This is great. This is what I was hoping actually. I hope that the GHC committee accepts that merging extensions into the language is overall a good thing. The negatives are largely idealism based on no-longer relevant competition (if someone writes a competing Haskell implementation today - 90% of the time they would base that implementation on GHC).
When GHC2021 was written, this decision was left to the GHC committee: which extensions are too useful to not be defaults?
Is it reasonable to ask the GHC committee a natural follow-on question: which extensions are too core to GHC to not be in the language itself (such that you cannot turn them off)?

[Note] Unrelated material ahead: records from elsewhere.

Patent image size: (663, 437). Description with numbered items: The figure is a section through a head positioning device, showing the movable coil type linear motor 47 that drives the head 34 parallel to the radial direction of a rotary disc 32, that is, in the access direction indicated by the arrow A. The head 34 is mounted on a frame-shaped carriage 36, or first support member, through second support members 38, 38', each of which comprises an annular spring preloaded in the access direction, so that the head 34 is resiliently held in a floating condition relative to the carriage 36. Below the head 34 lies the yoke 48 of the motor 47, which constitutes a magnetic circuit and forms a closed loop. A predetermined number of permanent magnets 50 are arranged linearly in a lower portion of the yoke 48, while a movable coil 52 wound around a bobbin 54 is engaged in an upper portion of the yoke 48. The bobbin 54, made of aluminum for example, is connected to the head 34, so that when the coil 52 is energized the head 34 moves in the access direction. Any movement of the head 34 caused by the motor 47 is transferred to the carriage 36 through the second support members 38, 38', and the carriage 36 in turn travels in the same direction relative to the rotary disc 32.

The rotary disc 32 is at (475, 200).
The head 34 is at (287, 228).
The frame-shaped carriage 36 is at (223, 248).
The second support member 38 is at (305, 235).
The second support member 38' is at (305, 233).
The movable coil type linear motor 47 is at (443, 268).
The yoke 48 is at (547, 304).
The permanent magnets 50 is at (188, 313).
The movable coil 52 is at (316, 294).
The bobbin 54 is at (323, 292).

I am asking “can” we remove extensions. I think it is obvious that we would want remove extensions as the language matures. If every Haskell project uses an extension, that feature is part of the language - and removing it would be salient and practical.
Perhaps I have to ask an even more fundamental question: do we want to remove extensions? I thought the answer was an obvious yes, because a more coherent and simpler language is preferable. But perhaps you disagree?
What it gives me is a list of 50 extensions that may or not work together. If I teach a student Haskell today and explain Functor, I would say “you can derive Functor in Haskell”, and would never consider turning on an extension. If I had to, and they asked “oh that seems useful, why is it behind an extension?” I would say, “I have literally no idea - it’s used universally and causes no problems to users who don’t want to derive Functor”.
If GHC removes some extensions, then the list gets to be 40 extensions - an improvement.
Removing the extensions is not difficult - removing some if-statements and reducing DynFlags would simplify GHC. The challenge is the discussion that decides whether to move forward. If this is a waste of time for the GHC team, I welcome them to tell me “this is an inefficient road to go down”.
Well seeing as the HF just hired a full-time GHC infra engineer, I think it’s fair to say HF is more concerned with GHC than “Haskell”… I have never once seen any compiler other than GHC mentioned in HF materials.